A Matter of Conscience {Living Book Review}

matterofconscience

Title: A Matter of Conscience
Author: 
Mary Hosmar
Publisher: 
Word Alive Press

Age Range: Children (9+)
Time Period: 1837
Location: Upper Canada

“Fifteen-year-old Jamie MacPhearson is confused. Everyone seems to want change but can’t agree as to how that change should come about. William Lyon Mackenzie is calling the people of Upper Canada to arm themselves and break free of the British rule, and Jamie’s friends and neighbours are all for joining Mackenzie and his army.

His father is dead set against violence of any sort and has tried to pass that along to his son.

Will Jamie follow his father’s wishes and stay home or will he go along with popular opinion and join the rebels?”

To be fair, I never really understood the rebellion of 1837. This is the first book I read that made me realize it was essentially Canada’s version of the American war of Independence! I’m not sure why it never really clued in, but it has now!

This story takes place just as the rebellion is about to break out. It shows the conflict that each member of communities struggled with and how decisions can affect relationships between friends and families.

The main character of this book is Jamie, a 15-year-old young man who is struggling to understand what his personal feelings are about rebellion and how he wants to be involved. There’s influences all around him – his Dad is staunchly against fighting, his best friend and neighbours are all for taking a stand. He doesn’t really know what side he agrees with.

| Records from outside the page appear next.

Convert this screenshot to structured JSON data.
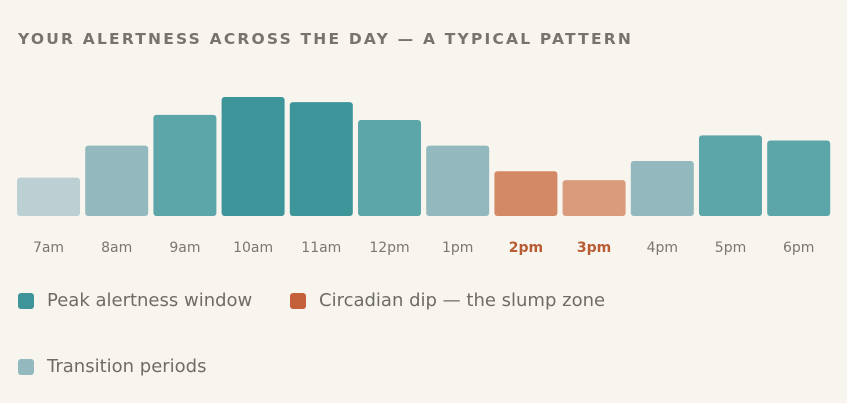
{
  "title": "YOUR ALERTNESS ACROSS THE DAY — A TYPICAL PATTERN",
  "colors": {
    "background": "#f8f5ef",
    "peak": "#3d9499",
    "high": "#5ca6a9",
    "transition": "#93b9bf",
    "low": "#bcd0d4",
    "dip": "#d48966",
    "dip_light": "#da9a7c",
    "dip_label": "#b85c34",
    "label": "#7a7670"
  },
  "legend": [
    {
      "label": "Peak alertness window",
      "color": "#3d9499"
    },
    {
      "label": "Circadian dip — the slump zone",
      "color": "#c4603a"
    },
    {
      "label": "Transition periods",
      "color": "#93b9bf"
    }
  ],
  "chart_data": {
    "type": "bar",
    "title": "YOUR ALERTNESS ACROSS THE DAY — A TYPICAL PATTERN",
    "categories": [
      "7am",
      "8am",
      "9am",
      "10am",
      "11am",
      "12pm",
      "1pm",
      "2pm",
      "3pm",
      "4pm",
      "5pm",
      "6pm"
    ],
    "values": [
      30,
      55,
      79,
      93,
      89,
      75,
      55,
      35,
      28,
      43,
      63,
      59
    ],
    "ylim": [
      0,
      100
    ],
    "bar_colors": [
      "#bcd0d4",
      "#93b9bf",
      "#5ca6a9",
      "#3d9499",
      "#3d9499",
      "#5ca6a9",
      "#93b9bf",
      "#d48966",
      "#da9a7c",
      "#93b9bf",
      "#5ca6a9",
      "#5ca6a9"
    ],
    "highlighted_categories": [
      "2pm",
      "3pm"
    ],
    "grid": false,
    "legend_position": "bottom"
  }
}
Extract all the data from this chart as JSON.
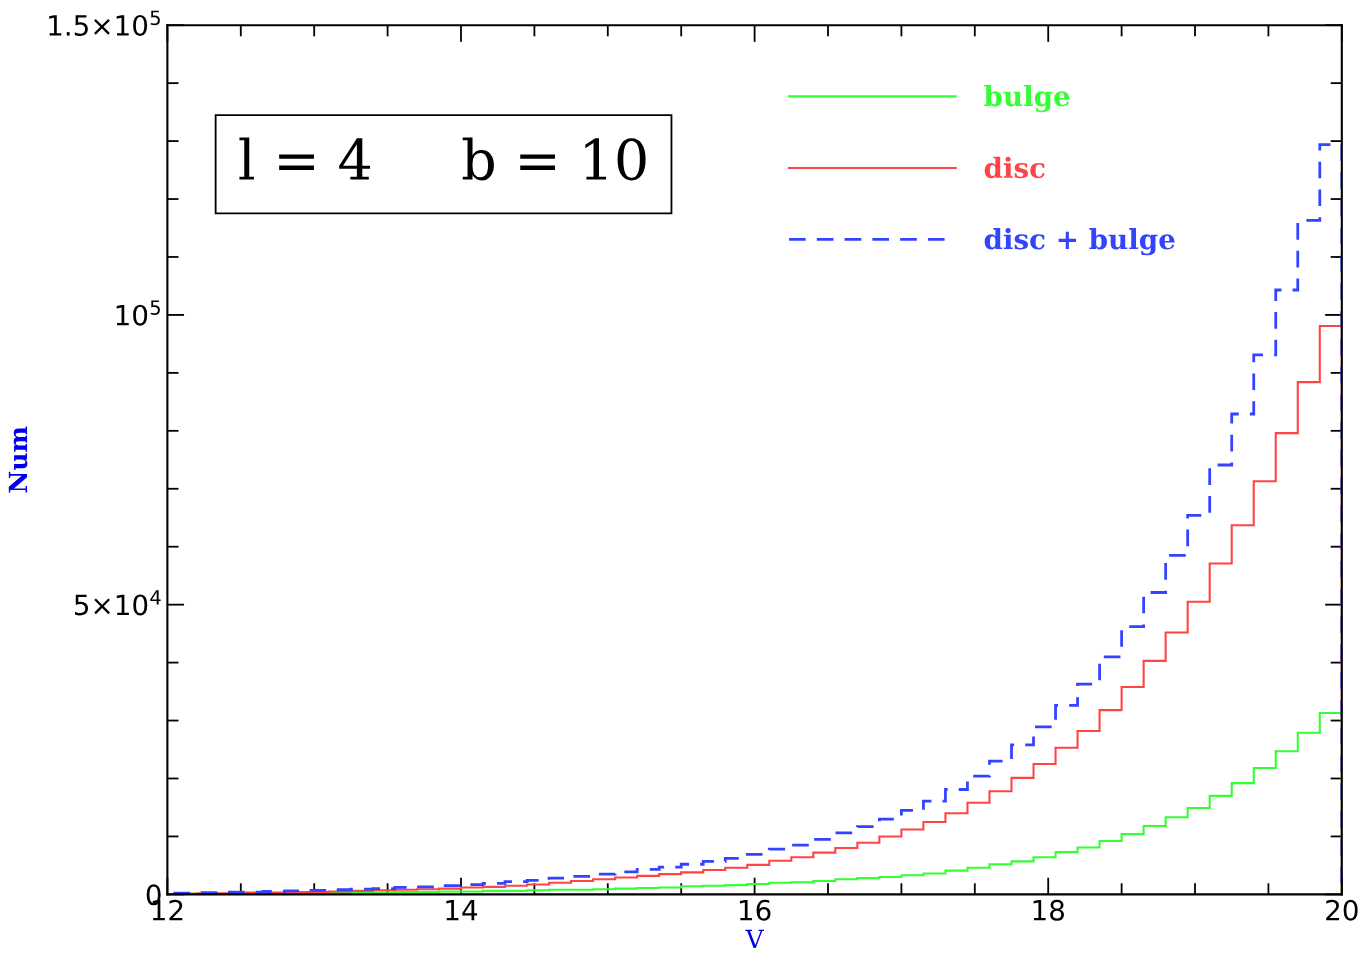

In order to explain the tensions and politics of the era, this author uses a lot of dialogue between characters. I personally find political stuff mind-boringly numb so some of it was hard for me to follow, but she did a good job of breaking down the situation into small chunks. Meetings and gatherings presented a great opportunity to expand on the dialogue and continue to showcase the growing tension between loyalists and reformists.

One side I had not even considered were the viewpoints of the American loyalists who had come to Canada when their country went to war with Britain – here they are again, faced with the reality of a potential war.

This book is a good introduction to the rebellion of 1837 and helps show the viewpoints of the common person – not just the leadership.